Gillette performed this play more than 1300 times but he never appeared in the cinema as Sherlock Holmes. A modern day admirer has resurrected in two YouTube slide shows key portions of a 50-minute radio version that Gillette recorded in 1936. The lines are exactly those used by John Carroll as Holmes and Robert Berry as Dr. Watson in Gillette's Sherlock Holmes, playing at the Dougherty Arts Center through March 1
.

To modern spectators the piece may initially seem as creaky and worn as the shabby Victorian house in which the action opens. A nervous, talky man and woman attended by a butler of lapsed character and a French maid set the plot in motion with some pretty tedious exposition, particularly when they bring in a shady friend to crack a safe. They have held a young woman sequestered for two years because they know that she has documents compromising an unnamed, presumably British young aristocrat. That aristocrat's marriage is approaching and the Larabees (Kevin Goldthorpe and Amy Young) have become frantic to make Alice Faulkner (the delicately desperate Emily Hampton) reveal the whereabouts of the dossier. Director Patti Neff-Tiven gets her actors through lots of jawing back and forth, threats and mistreatment of Miss Alice -- and then the doorbell rings. It is Sherlock Holmes, who has been hired by sleazy nobility to get the dossier!

From that point, with the entrance of John Carroll as Holmes, the play comes alive, just as it must have done with the entrance of Gillette. Carroll is decisive, close to arrogant with the Larabees. He demands to see Alice Faulkner and quickly sees through their attempt to parade Madge Larrabee as that unfortunate girl. By force of personality he obliges them to bring her downstairs for an interview. Holmes succeeds by strategem in obtaining the documents but his gentleman's honor prevents him from taking them.

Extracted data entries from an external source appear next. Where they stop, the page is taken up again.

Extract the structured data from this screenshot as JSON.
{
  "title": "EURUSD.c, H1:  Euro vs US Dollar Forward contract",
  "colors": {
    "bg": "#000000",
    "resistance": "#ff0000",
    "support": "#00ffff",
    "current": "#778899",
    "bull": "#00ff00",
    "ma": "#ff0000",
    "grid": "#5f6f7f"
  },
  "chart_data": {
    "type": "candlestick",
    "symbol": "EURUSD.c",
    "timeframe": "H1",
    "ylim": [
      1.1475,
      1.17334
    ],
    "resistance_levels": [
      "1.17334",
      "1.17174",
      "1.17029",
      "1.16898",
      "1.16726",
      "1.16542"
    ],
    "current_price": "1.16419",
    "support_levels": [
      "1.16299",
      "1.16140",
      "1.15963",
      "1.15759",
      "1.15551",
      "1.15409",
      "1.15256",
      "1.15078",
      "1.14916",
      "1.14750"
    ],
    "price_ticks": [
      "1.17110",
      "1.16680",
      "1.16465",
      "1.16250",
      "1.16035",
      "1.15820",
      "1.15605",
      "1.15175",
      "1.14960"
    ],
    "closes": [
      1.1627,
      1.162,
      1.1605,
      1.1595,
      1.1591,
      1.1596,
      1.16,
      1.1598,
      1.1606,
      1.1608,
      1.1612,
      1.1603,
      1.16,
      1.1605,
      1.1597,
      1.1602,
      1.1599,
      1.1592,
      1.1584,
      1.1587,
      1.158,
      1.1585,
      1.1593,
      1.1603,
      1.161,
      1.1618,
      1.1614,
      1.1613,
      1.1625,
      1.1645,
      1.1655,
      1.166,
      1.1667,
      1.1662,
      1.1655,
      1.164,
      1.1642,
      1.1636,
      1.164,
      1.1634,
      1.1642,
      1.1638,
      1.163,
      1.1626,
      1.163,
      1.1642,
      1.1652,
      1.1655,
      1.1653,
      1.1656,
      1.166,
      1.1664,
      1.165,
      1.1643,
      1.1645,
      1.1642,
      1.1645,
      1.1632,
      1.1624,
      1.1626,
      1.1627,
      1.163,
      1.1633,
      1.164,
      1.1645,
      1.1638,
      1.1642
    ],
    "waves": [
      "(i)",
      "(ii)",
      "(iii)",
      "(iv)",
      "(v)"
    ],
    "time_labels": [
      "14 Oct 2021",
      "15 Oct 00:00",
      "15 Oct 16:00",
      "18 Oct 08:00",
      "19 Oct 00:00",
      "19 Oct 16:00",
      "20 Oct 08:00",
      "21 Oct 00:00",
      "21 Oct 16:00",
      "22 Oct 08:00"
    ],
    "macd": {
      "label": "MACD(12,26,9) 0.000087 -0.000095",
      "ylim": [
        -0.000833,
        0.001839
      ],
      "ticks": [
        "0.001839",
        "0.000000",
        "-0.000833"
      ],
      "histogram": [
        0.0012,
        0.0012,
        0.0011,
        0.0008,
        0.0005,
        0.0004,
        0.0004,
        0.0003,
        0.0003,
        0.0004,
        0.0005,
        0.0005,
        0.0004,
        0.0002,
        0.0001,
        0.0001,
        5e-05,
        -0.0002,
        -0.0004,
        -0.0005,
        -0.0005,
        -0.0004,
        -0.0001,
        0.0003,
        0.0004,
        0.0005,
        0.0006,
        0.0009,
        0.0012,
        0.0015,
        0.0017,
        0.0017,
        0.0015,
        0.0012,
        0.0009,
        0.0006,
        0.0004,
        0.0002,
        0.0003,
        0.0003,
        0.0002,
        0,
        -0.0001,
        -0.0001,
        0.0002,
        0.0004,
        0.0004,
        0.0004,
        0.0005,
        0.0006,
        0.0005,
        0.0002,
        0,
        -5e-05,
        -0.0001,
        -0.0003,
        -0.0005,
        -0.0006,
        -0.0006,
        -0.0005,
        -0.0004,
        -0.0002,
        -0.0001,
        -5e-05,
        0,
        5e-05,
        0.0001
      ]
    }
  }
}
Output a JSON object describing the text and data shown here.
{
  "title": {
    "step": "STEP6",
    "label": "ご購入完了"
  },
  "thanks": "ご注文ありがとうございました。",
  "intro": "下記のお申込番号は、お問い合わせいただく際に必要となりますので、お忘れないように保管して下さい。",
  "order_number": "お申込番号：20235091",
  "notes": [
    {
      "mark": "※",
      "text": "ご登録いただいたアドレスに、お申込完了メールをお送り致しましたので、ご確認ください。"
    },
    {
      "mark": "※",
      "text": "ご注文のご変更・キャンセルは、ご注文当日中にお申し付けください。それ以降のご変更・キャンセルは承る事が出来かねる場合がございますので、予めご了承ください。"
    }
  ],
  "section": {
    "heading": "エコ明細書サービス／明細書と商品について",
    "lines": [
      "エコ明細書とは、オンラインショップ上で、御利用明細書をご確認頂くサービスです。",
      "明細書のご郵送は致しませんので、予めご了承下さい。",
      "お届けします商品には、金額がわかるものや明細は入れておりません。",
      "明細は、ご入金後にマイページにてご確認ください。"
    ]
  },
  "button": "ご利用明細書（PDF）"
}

After Holmes takes his leave, warning the Larabees of police action if Miss Alice is mistreated, they are off to the "emperor of crime" Dr. Moriarity to thwart Holmes.

There's no particular use here in a "who hit John?" recital of this ancient and relatively predictable plot -- whether the John in question is John Carroll as Holmes or John Smith as the black-clad, mutely fiendish Dr. Moriarity.

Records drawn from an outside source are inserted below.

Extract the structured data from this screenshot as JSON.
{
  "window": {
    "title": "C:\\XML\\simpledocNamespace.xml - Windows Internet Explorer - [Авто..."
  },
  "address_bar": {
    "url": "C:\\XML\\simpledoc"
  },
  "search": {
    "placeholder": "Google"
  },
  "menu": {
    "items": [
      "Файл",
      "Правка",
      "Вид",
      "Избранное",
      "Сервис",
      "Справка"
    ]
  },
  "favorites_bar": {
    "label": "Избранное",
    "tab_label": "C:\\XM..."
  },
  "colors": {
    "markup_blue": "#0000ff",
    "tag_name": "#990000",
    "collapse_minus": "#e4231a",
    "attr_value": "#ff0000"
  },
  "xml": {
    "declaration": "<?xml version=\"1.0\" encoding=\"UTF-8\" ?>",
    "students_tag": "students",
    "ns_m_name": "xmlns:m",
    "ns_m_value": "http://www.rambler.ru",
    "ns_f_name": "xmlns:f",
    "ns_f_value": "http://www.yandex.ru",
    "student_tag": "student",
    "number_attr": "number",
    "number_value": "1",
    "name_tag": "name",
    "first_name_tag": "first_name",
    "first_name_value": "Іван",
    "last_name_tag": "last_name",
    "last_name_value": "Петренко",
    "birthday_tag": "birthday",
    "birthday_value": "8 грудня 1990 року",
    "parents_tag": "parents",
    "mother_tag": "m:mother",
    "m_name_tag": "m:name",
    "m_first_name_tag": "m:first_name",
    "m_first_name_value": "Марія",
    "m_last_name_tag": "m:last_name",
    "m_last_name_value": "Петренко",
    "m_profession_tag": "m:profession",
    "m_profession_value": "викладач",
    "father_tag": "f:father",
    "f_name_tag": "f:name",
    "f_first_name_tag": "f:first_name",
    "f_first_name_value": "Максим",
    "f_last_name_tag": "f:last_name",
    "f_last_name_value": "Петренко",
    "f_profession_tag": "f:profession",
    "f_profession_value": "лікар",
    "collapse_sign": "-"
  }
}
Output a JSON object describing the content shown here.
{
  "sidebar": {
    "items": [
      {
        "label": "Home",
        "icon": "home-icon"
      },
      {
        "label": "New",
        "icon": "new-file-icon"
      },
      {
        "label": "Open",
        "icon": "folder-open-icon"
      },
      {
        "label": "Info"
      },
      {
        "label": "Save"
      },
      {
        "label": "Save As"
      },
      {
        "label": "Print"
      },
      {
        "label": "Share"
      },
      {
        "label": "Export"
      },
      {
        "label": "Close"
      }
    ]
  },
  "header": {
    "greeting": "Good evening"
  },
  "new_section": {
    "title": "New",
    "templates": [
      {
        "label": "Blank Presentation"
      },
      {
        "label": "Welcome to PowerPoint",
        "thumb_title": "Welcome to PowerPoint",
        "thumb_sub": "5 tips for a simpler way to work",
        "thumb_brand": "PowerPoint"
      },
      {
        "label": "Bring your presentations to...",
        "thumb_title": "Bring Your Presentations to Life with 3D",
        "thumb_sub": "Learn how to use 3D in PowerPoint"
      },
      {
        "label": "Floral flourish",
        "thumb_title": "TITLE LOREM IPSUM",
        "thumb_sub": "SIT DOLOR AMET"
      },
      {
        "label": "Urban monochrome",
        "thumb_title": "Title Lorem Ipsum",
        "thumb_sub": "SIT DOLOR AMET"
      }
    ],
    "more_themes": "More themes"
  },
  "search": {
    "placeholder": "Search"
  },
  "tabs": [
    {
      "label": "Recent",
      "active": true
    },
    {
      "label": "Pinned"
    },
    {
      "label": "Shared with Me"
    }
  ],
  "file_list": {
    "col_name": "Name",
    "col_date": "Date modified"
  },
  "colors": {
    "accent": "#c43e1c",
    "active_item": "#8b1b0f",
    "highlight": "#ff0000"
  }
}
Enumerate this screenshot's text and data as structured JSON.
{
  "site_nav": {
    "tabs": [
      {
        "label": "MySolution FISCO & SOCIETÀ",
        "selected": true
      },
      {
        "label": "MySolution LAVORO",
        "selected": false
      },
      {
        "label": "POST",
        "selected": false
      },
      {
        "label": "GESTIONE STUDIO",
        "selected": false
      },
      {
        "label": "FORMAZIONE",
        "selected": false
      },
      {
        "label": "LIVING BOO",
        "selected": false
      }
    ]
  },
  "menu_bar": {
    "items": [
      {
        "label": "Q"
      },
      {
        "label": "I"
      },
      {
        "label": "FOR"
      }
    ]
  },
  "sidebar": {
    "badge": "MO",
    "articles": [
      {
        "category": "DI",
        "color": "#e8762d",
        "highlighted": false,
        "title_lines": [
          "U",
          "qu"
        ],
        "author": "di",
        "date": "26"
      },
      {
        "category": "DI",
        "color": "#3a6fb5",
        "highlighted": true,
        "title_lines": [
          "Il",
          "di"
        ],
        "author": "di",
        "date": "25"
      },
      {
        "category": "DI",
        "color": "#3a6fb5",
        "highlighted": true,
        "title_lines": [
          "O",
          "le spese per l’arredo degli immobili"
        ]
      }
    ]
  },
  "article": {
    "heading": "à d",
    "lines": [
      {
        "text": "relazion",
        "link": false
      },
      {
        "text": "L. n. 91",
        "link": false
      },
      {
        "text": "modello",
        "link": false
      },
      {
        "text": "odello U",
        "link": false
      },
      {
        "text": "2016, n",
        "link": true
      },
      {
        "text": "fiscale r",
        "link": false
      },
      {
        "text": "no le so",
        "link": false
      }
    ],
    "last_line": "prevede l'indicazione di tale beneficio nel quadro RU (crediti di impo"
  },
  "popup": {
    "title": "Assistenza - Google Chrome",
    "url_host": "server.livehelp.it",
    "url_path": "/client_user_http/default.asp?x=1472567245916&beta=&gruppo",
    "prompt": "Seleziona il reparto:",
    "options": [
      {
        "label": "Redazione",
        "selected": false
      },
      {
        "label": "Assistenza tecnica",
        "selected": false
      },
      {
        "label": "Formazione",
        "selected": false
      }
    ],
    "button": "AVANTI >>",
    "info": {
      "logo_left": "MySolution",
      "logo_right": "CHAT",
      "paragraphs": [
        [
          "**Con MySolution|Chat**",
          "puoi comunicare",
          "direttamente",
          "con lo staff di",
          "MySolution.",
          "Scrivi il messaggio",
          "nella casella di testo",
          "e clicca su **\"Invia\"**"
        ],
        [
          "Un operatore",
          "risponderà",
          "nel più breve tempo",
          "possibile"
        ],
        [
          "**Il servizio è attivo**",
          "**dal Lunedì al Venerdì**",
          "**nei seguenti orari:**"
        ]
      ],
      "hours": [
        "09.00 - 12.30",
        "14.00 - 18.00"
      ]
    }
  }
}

Moriarity, the Larrabees, Moriarity's underling Bassick (Stephen Reynolds) and a small platoon of picturesque thugs scheme to trap Holmes and we know that he will escape from the eventual talky confrontation in the atmospheric abandoned gas works in the second half of the play.

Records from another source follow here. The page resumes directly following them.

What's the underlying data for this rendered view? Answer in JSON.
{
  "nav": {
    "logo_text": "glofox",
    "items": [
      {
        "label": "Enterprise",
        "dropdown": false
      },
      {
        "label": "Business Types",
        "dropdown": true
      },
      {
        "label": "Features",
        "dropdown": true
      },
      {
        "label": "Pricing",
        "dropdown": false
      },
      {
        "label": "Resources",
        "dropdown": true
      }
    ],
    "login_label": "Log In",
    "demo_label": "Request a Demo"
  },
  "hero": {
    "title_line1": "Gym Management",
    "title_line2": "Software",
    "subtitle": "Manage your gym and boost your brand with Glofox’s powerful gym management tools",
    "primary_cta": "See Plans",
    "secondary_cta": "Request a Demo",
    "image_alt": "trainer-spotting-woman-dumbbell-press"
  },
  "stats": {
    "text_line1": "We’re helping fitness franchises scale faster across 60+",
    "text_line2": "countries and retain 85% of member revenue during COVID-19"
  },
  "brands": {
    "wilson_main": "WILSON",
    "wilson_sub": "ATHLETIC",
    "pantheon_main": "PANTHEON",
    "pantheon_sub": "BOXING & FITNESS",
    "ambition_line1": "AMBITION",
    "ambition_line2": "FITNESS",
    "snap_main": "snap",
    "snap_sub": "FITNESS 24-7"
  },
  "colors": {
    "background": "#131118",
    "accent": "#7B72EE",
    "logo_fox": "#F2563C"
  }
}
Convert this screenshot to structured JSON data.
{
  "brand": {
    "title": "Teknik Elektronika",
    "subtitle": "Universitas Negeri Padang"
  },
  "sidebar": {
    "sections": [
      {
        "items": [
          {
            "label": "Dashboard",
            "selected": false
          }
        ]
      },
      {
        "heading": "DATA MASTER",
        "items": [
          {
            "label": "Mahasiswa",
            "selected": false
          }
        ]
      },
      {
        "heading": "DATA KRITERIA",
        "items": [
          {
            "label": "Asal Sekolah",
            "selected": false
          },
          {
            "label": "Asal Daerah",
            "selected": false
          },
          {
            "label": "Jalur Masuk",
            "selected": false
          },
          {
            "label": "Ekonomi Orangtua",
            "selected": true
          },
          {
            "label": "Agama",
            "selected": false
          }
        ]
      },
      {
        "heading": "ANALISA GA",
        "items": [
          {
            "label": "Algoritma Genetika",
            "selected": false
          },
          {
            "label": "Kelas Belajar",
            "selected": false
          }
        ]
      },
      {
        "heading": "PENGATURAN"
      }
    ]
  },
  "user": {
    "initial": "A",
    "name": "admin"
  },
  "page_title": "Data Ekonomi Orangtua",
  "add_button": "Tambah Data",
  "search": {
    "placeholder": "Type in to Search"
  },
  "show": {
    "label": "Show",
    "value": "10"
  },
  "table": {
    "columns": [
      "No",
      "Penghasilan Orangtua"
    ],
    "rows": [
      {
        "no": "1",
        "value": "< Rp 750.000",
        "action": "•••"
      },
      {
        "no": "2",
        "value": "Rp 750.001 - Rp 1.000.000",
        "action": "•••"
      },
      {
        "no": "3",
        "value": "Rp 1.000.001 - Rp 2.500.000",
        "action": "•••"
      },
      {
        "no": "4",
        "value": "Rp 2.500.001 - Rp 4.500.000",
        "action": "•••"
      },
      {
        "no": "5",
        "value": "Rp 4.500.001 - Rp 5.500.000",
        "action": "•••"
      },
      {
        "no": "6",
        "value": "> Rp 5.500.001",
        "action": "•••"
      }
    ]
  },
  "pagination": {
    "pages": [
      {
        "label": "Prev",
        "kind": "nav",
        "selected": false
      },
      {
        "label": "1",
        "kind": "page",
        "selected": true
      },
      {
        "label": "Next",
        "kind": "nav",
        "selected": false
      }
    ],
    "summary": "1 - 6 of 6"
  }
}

John Carroll is magnificent as Sherlock Holmes. Restless of spirit, articulate with riveting speech and gesture, subject to ennui and spleen, contemptuous of danger, he is most emphatically larger than life.








Robert Berry as Watson is perfectly cast to play as the fussy, friendly foil to Holmes' brilliance.

Gillette went against the canon by creating in this piece a love interest. Holmes falls for Miss Alice, against his will and better judgement. John Carroll plays this with subtle shading of Holmes' emphatic certainties about everything else. We see the unease of his moral conflict -- set to persuade, trick or seduce documents from Alice, he is attracted despite misgivings to her fragility and youth. Equally, he despairs of the difference in their ages, a cavil that in the closing scene Alice sweetly dismisses.

The success of Gillette's play raised the pressure on Conan Doyle to continue the exploits of his unique, brilliant detective, and the author resurrected Holmes from the abyss, revealing that instead of going over the waterfall, Holmes had in fact climbed up and hidden himself. Thus were we granted a most agreeable continuation.

In the crackling dialogue between Holmes and the temporarily subjugated Moriarity Gillette predicts an upcoming face-off between them "on the continent." Weird City's promotional video on YouTube gives us a sepia-toned version of that struggle. It was filmed, charmingly enough, here in Austin at Mount Bonnell.

And they're not finished yet! Weird City Theatre will be doing The Rivals by Richard Brinsley Sheridan July 13-26, again at the Dougherty Arts Center.